Today, Alex and his wife Breauna spend much of their time on the estate vineyard in the Sebastopol Hills where he grew up—Alex supervising farming, and Breauna overseeing the overnight Farm Stay experience, vineyard walks, and private tastings.
BIO: JAKE DUNN, PETALUMA
Outstanding Leader in Agricultural Education
Jake Dunn expressed his gratitude for this singular recognition, “Thank you for this award—it is an unexpected honor, and I am humbled to be recognized by the Sonoma County Harvest Fair.”
Jake has been an agriculture teacher at Petaluma High School since 2012 —the very same school he graduated from in 1994. He went on to Cal Poly, San Luis Obispo majoring in Agricultural Systems Management earning his bachelor’s degree in 1999. A teaching credential followed three years later, and he earned a master’s degree in Agricultural Sciences in 2006.
Jake began his teaching career at Orestimba High School in Newman and would also teach at J.H. Pitman High School in Turlock.
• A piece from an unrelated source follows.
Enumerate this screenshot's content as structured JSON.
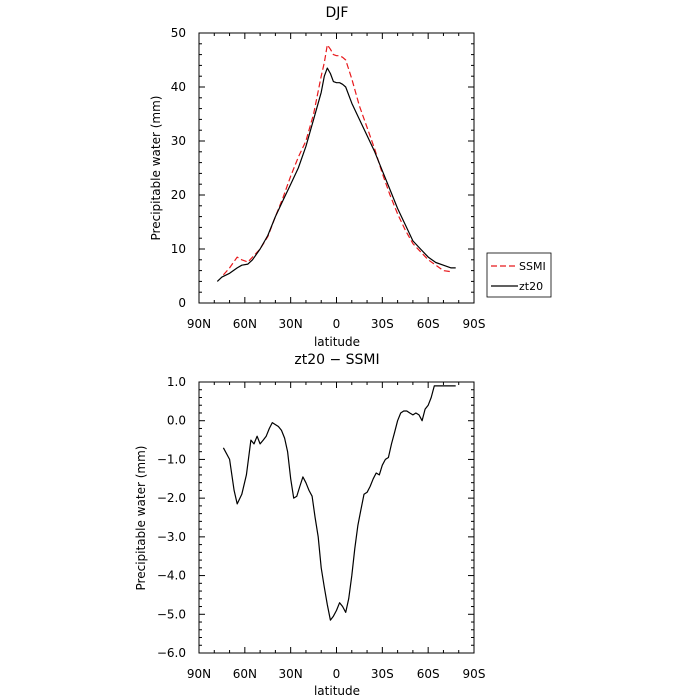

During his time in the Central Valley, he met and married his wife Crystal and together they have three children, Trevor, Wyatt, and Addison. In 2012, Jake was humbled when he was offered his current position allowing him to return to Sonoma County and follow in the footsteps of his mentor Bill King.
Coming from a non-agricultural background, Jake understands the need for more people to be knowledgeable and informed about the industry and uses his platform in the classroom to create if not better agriculturists, at least better consumers who understand the plight of the American farmer and rancher.
Jake has been active in the leadership of the California Agriculture Teachers’ Association serving as the state president in 2012, chairing the Vision 2030 campaign which sought to realign the delivery and relevance of agricultural education for the next generation. He has continued to serve the organization holding various leadership positions in the local section for the CATA. Jake is also a member of the California FFA Foundation Board and the Alvin James Hansen Foundation Board, both groups providing funding for the betterment of agricultural education at the state and local level.
During his tenure at Petaluma High School Jake has been able to hone in on the agricultural mechanics area, developing curriculum and assessments used statewide to certify student knowledge and competency in the areas of agricultural mechanics, welding and small engines through AgAlign, an industry based certification created in 2019. The students in his program are challenged with real world tasks using problem-based learning skills to design, fabricate and market projects through various channels including the Sonoma County Fair. Under his guidance, the Petaluma FFA has won the Outstanding FFA Ag Mechanics Group ten of the past twelve years. Jake has worked diligently to ensure that the Agricultural Mechanics Auction has had ample and quality projects to hit the auction block and highlight the efforts of those students who are not inclined to raise livestock. Many Petaluma FFA members have moved on to be successful in all aspects of life from creating their own businesses, leading successful lives as tradespeople and of course, farmers and ranchers.